Tuesday, January 27, 2009


I decided to give you more in-depth knowledge of China and the Chinese New Year since it will most probably be my last post about it.

Here is a few of the traditions during the Chinese New Year:

The Chinese New Year celebrations are marked by visits to kin, relatives and friends, a practice known as "new-year visits" (拜年 – Bai4 Nian2). New clothing is usually worn to signify a new year. The color red is liberally used in all decorations. Red packets (红包 Hong Bao) are given to juniors and children by the married and elders.

Days before the New Year
On the days before the New Year celebration Chinese families give their home a thorough cleaning. It is believed the cleaning sweeps away the bad luck of the preceding year and makes their homes ready for good luck. Brooms and dust pans are put away on the first day so that luck cannot be swept away. Some people give their homes, doors and window-panes a new coat of red paint. Homes are often decorated with paper cutouts of Chinese auspicious phrases and couplets. Purchasing new clothing, shoes and receiving a hair-cut also symbolize a fresh start.
The biggest event of any Chinese New Year's Eve is the dinner every family will have. A dish consisting of fish will appear on the tables of Chinese families. It is for display for the New Year's Eve dinner. This meal is comparable to Christmas dinner in the West. In northern China, it is customary to make dumplings (饺子 – Jiao Zi) after dinner and have it around midnight. Dumplings symbolize wealth because their shape is like a Chinese tael. By contrast, in the South, it is customary to make a new year cake (年糕 – Nian Gao) after dinner and send pieces of it as gifts to relatives and friends in the coming days of the new year.

First day of the New Year
Most importantly, the first day of Chinese New Year is a time when families visit the oldest and most senior members of their extended family, usually their parents, grandparents or great-grandparents.
Members of the family who are married also give red packets containing cash to junior members of the family, mostly children and teenagers.
While fireworks and firecrackers are traditionally very popular

Second day of the New Year
The second day of the Chinese New Year is for married daughters to visit their birth parents. Traditionally, daughters who have been married may not have the opportunity to visit their birth families frequently.
They are extra kind to dogs and feed them well as it is believed that the second day is the birthday of all dogs.

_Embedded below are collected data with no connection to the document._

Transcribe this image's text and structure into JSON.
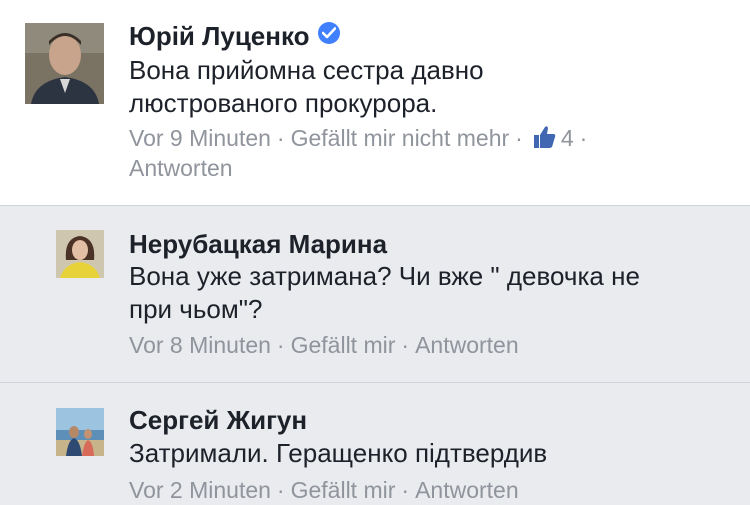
{
  "comments": [
    {
      "author": "Юрій Луценко",
      "verified": true,
      "text": "Вона прийомна сестра давно\nлюстрованого прокурора.",
      "time": "Vor 9 Minuten",
      "like_action": "Gefällt mir nicht mehr",
      "like_count": "4",
      "reply": "Antworten"
    },
    {
      "author": "Нерубацкая Марина",
      "text": "Вона уже затримана? Чи вже \" девочка не\nпри чьом\"?",
      "time": "Vor 8 Minuten",
      "like_action": "Gefällt mir",
      "reply": "Antworten"
    },
    {
      "author": "Сергей Жигун",
      "text": "Затримали. Геращенко підтвердив",
      "time": "Vor 2 Minuten",
      "like_action": "Gefällt mir",
      "reply": "Antworten"
    }
  ],
  "separator": "·",
  "icons": {
    "verified": "verified-badge-icon",
    "like": "thumbs-up-icon"
  },
  "colors": {
    "name": "#1d2129",
    "meta": "#90949c",
    "verified_blue": "#4080ff",
    "like_blue": "#4267b2",
    "reply_bg": "#e9ebee"
  }
}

Third and fourth days of the New Year
The third and fourth day of the Chinese New Year are generally accepted as inappropriate days to visit relatives and friends due to the following schools of thought. People may subscribe to one or both thoughts.
1) It is known as "chì kǒu" (赤口), meaning that it is easy to get into arguments. It is suggested that the cause could be the fried food and visiting during the first two days of the New Year celebration.
2) Families who had an immediate kin deceased in the past 3 years will not go house-visiting as a form of respect to the dead. The third day of the New Year is allocated to grave-visiting instead. Some people conclude it is inauspicious to do any house visiting at all.
Fifth day of the new year
In northern China, people eat dumplings (饺子 Jiao3 Zi) on the morning of Po Wu (破五). This is also the birthday of the Chinese god of wealth.

Seventh day of the New Year
The seventh day, traditionally known as Ren Ri 人日 is the common man's birthday, the day when everyone grows one year older.

Ninth day of the New Year
The ninth day of the New Year is a day for Chinese to offer prayers to the Jade Emperor of Heaven (天公) in the Taoist Pantheon. The ninth day is traditionally the birthday of the Jade Emperor.

Fifteenth day of the New Year
The fifteenth day of the New Year is celebrated as Yuan2 Xiao1 Jie2 (元宵节). Rice dumpling汤圆- Tang1 Yuan2), a sweet glutinous rice ball brewed in a soup, is eaten this day. Candles are lit outside houses as a way to guide wayward spirits home. This day is celebrated as the Lantern Festival, and families walk the street carrying lighted lanterns.
This day often marks the end of the Chinese New Year festivities.